Exercise 10.3 From Jagannathan. Let \(X_i\), \(i = 1,...n\), be a random sample of size \(n\) of a random variable \(X\). Let \(X\) have mean \(\mu\) and variance \(\sigma^2\). Find the size of the sample \(n\) required so that the probability that the difference between sample mean and true mean is smaller than \(\frac{\sigma}{10}\) is at least 0.95. Hint: Derive a version of the Chebyshev inequality for \(P(|X - \mu| \geq a)\) using Markov inequality.

Solution. Let \(\bar{X} = \sum_{i=1}^n X_i\). Then \(E[\bar{X}] = \mu\) and \(Var[\bar{X}] = \frac{\sigma^2}{n}\).
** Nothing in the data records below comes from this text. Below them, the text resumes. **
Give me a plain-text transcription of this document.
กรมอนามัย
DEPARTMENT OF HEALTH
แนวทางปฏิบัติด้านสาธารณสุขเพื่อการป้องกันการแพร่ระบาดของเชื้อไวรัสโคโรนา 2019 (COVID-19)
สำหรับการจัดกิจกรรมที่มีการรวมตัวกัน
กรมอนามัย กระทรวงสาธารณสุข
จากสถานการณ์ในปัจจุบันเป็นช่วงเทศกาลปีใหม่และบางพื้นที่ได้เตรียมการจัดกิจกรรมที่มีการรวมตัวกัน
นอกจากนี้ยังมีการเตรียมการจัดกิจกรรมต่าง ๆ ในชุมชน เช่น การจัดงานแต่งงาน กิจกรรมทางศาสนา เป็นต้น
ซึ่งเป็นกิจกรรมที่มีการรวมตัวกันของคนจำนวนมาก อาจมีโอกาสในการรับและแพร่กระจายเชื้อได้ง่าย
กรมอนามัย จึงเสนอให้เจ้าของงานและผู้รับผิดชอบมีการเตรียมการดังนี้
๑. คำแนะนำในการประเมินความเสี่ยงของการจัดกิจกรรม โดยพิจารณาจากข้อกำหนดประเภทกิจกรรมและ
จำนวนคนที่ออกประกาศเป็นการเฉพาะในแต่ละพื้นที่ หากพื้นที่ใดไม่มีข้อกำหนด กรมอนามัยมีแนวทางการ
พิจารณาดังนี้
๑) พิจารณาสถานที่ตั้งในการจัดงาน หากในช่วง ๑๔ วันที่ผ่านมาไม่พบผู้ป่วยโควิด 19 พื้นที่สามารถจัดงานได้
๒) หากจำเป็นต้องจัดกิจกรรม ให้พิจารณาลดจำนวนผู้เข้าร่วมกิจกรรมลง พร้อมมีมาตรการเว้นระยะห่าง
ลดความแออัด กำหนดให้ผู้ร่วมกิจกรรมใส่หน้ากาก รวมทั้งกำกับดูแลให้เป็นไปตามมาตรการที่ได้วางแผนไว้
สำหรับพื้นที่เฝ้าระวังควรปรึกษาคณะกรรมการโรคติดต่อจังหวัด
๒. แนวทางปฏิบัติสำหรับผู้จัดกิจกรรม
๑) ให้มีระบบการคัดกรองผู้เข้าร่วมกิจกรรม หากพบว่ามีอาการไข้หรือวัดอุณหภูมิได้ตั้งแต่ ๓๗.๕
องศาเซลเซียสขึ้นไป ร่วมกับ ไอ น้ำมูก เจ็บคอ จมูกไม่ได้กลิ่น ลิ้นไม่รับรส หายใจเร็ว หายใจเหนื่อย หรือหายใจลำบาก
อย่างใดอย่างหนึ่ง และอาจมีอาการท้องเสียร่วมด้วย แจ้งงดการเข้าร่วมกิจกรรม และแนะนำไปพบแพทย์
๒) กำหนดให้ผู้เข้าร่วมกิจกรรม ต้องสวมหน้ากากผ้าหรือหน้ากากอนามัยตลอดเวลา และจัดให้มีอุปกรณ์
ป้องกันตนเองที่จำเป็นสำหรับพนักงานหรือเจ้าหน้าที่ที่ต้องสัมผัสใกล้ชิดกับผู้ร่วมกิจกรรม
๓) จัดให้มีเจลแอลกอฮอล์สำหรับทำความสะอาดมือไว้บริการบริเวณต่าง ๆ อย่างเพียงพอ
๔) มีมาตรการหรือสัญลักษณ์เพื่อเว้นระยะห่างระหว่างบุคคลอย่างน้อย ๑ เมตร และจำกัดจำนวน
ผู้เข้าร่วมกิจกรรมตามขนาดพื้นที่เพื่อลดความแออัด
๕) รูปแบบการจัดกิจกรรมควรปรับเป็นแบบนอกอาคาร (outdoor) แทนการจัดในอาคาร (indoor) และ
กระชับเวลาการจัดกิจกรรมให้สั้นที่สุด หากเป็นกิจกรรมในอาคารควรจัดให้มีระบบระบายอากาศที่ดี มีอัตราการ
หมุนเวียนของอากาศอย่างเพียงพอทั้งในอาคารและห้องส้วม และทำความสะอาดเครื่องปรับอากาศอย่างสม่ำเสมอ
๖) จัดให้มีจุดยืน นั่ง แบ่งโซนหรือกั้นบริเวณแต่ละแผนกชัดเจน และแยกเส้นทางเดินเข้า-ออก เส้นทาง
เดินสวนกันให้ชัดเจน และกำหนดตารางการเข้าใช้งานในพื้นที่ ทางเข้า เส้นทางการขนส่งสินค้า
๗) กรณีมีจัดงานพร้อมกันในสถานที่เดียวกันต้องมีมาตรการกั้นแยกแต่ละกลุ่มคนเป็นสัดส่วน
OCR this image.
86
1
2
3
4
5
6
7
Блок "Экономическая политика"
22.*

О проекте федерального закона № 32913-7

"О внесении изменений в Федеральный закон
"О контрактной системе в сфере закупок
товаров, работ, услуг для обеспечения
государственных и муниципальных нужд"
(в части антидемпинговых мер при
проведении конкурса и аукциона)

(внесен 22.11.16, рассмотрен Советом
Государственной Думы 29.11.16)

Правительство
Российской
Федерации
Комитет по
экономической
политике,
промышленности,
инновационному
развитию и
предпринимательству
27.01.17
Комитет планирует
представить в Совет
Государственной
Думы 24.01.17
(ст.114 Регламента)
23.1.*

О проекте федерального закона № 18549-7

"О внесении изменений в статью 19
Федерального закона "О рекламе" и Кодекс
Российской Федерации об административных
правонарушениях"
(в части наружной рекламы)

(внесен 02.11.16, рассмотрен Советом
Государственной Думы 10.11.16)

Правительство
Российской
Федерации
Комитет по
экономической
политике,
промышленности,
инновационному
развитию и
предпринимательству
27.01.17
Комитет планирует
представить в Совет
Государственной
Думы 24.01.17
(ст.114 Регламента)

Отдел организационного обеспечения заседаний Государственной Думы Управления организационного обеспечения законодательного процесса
Let us first derive another representation of Chebyshev inequality. \[\begin{align} P(|X - \mu| \geq a) = P(|X - \mu|^2 \geq a^2) \leq \frac{E[|X - \mu|^2]}{a^2} = \frac{Var[X]}{a^2}. \end{align}\] Let us use that on our sampling distribution: \[\begin{align} P(|\bar{X} - \mu| \geq \frac{\sigma}{10}) \leq \frac{100 Var[\bar{X}]}{\sigma^2} = \frac{100 Var[X]}{n \sigma^2} = \frac{100}{n}. \end{align}\] We are interested in the difference being smaller, therefore \[\begin{align} P(|\bar{X} - \mu| < \frac{\sigma}{10}) = 1 - P(|\bar{X} - \mu| \geq \frac{\sigma}{10}) \geq 1 - \frac{100}{n} \geq 0.95. \end{align}\] It follows that we need a sample size of \(n \geq \frac{100}{0.05} = 2000\).